In: Göbel, Bernhard (Hrsg.)(1959) : 1000 Jahre Meschede;
Geschichte, Wirtschaft, Kultur. Drees Meschede
Bald
50 Jahre
nach dieser Beschreibung sitze ich nun auf hoher Klippe zwischen den
sausenden Segeln der Baumkronen. Auch ich kann heute schreiben, was
Hannes Tuch
1959 bemerkte: Es ist noch der gleiche Wind, der die Baumkronen bewegt.

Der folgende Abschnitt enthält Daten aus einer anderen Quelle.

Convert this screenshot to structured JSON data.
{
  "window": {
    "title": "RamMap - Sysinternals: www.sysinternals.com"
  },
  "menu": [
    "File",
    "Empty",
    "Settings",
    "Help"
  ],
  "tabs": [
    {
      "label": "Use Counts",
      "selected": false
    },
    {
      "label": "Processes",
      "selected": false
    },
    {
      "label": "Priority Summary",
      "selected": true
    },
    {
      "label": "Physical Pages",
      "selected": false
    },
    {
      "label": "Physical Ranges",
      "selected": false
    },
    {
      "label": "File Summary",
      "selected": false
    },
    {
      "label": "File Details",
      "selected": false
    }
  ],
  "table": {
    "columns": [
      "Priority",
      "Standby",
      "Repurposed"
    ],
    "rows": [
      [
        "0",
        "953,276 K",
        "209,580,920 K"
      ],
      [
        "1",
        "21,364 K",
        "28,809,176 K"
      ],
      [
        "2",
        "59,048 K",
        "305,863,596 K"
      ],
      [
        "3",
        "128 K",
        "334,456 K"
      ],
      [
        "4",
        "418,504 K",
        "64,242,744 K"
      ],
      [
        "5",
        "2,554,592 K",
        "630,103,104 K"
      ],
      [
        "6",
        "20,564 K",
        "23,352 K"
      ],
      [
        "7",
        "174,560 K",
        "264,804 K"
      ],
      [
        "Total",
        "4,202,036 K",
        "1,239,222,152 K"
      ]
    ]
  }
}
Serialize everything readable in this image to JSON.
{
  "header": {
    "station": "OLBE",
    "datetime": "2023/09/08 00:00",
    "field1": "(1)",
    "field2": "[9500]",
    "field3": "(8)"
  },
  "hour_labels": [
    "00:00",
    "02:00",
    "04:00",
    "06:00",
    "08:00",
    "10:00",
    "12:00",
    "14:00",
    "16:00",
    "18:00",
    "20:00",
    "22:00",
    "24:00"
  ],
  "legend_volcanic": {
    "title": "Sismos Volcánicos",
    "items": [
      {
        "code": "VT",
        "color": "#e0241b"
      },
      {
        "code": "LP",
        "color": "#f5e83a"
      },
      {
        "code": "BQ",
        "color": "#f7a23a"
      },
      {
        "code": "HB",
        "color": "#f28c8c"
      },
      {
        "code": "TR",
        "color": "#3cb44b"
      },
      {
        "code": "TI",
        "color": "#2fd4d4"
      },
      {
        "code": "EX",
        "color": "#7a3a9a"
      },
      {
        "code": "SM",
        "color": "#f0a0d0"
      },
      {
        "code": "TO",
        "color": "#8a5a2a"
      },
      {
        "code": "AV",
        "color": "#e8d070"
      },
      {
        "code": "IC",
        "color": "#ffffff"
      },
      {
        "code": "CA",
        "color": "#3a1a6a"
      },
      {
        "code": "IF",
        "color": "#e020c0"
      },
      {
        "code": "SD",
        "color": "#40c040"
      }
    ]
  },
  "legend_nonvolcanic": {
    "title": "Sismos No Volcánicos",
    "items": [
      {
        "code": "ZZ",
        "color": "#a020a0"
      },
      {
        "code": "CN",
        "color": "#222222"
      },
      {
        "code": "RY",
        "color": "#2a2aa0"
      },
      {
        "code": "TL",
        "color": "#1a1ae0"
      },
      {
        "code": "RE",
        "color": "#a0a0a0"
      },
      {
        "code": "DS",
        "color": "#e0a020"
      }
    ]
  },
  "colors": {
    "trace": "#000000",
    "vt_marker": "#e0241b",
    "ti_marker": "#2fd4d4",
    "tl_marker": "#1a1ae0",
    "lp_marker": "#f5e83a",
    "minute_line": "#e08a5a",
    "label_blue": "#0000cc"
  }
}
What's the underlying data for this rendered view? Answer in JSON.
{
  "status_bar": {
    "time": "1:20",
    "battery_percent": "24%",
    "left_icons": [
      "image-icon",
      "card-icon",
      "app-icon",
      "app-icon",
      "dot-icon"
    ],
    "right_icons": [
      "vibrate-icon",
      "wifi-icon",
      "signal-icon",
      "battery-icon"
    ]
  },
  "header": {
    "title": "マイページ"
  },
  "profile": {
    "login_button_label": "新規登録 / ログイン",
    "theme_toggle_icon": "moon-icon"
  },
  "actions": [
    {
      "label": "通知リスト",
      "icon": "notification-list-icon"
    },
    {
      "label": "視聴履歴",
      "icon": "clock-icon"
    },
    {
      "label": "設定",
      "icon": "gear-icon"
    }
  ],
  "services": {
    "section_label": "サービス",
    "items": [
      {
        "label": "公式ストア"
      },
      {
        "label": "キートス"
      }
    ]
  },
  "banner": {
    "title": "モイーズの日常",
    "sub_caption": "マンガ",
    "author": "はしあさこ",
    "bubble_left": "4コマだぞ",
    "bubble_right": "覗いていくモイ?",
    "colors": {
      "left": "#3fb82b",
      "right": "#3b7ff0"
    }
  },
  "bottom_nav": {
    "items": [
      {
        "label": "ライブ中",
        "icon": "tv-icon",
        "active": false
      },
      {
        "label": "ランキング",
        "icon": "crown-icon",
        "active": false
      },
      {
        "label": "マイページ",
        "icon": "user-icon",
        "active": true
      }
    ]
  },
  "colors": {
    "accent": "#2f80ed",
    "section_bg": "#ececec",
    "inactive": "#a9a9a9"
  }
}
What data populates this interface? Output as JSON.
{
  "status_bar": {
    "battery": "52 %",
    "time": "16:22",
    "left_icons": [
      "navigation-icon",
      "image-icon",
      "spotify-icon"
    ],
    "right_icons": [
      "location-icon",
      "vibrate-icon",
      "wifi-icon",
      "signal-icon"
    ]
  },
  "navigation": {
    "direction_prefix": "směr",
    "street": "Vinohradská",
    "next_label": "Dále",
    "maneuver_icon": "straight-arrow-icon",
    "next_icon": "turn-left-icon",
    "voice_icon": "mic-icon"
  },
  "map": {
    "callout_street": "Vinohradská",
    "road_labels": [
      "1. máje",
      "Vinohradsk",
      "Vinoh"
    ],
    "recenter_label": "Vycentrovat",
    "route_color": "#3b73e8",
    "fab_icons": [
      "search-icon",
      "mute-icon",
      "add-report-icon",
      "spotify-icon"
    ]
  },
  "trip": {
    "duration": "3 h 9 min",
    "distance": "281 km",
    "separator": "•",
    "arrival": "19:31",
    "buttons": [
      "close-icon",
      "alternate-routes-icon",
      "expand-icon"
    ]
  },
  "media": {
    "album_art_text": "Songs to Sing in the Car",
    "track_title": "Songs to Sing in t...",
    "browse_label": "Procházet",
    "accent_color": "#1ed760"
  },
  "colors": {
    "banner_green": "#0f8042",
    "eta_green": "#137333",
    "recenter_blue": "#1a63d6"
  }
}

Er allein ist derselbe geblieben und trägt wie seit Jahrhunderten
den dünnen Klang der Glocke vom Berge über die Stadt im Tale.
Und
es ist
noch lauter geworden. Gerade haben die Mönche ein Haus der Stille
eingeiht, wo die Menschen die Hektik und den Lärm des Alltags
vergessen können.
Ich
lese die
Geschichten aus der Vergangenheit. Meschede ist eine Stadt ohne
Gedächtnis. Das Bild der Stadt erinnert nur selten an längst
vergangene Zeiten. Das alte ist zerstört oder bringt sich nur
bescheiden in den Vordergrund.
Viel
hat sich
geändert in den letzten fünfzig Jahren. Meschede ist
gewachsen. Die Häuser haben sich an den Bergen emporgezogen. Nur
auf den windigen Höhen des Talkessels biegen sich Fichten und
Buchen im Wind.
Aber hier
oben auf dem Klausenberg scheint die Zeit stehengeblieben zu sein. Zwar
haben sich die Häuser auch hier bis zum Langeloh hinaufgewagt,
aber
noch wiegt sich das Getreide auf den Feldern im Wind. Es ist ein
heißer Tag im Frühsommer. Ein süßlicher Duft der
Felder umsäuselt die Nase. Hier oben dringen nur gedämpft die
Geräusche der Stadt an mein Ohr. Die Hitze, die Gerüche, die
Stille machen es leicht,
in der Vergangenheit zu versinken. Bilder und Vorstellungen erscheinen
vor dem träumenden Auge. Die Jahrhunderte laufen in Zeitraffer und
verschmelzen sich zu einer langen Geschichte.
Mein
Blick
wendet sich ab von der Stadt und streift in Richtung Westen. Hier hat
sich nicht viel geändert, die Landschaft hat ihr Gesicht gewahrt.
Das Bild
mit dem Schloss im Ruhrtal ist das gleiche wie es wohl schon die
Grafen von Westphalen vor 100 Jahren genießen konnten. Ich stelle
mir vor wie die Prozession, genau an einem warmen Tag wie heute,
über
die Birkenallee duch die Ländereien auf mich zukommt.